The grass roots movement is spreading across the country, according to Rogé Karma, co-founder of BridgeUSA, a national group that helps students bridge the political divide on campuses. The problem, he said, “is not a lack of moderate voices. It’s that people across the spectrum just don’t know how to engage anymore.”
‘Through other people’s eyes’
Today, he said, college students need help to learn how to disagree with civility.
On that, there seems to be little disagreement.

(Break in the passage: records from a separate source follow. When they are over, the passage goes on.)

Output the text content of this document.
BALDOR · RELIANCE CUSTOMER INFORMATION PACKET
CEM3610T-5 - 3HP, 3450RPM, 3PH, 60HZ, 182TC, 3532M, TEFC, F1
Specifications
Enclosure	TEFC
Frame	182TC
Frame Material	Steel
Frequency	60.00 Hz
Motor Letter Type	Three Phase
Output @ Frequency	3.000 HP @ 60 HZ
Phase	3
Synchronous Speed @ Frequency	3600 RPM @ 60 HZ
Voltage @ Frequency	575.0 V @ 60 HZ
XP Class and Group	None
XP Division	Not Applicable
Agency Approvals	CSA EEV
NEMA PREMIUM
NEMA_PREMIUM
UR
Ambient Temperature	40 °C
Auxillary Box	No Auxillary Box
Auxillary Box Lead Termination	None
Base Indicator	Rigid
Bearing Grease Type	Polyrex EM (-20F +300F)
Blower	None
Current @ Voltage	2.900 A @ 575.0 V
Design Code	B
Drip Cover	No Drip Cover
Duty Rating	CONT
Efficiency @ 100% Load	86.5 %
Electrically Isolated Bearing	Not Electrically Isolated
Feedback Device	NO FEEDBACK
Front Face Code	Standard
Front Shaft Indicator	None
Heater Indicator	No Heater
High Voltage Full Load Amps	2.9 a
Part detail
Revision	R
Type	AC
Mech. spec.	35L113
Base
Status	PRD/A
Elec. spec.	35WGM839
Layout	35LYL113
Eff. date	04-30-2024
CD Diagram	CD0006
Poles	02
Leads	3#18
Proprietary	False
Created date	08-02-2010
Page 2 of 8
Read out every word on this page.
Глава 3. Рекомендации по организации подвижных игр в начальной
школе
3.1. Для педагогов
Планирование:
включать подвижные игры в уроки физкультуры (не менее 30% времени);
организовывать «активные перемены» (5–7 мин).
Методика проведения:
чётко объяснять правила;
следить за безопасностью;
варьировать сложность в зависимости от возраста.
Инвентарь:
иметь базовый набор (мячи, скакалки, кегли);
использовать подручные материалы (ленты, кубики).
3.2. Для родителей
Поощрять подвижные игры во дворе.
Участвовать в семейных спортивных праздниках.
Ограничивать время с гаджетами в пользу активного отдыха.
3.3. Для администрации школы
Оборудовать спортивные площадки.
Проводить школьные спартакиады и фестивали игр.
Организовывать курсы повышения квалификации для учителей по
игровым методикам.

“They are not doing themselves any favors if they don’t go and hear other viewpoints, and if they’re not open to listening,” said John Coleman, the dean of the College of Liberal Arts at the U. That’s the point of a liberal arts education, he notes. “You are developing the ability to see the world through other people’s eyes.”
Having more face-to-face debates, he said, may be one way to encourage that. “Maybe we haven’t done as much of that as we could,” he said.
Students can only benefit from the exposure, he added.
“You want them to wrestle with ideas that are being well articulated,” he said. “They might learn something. And change their view.”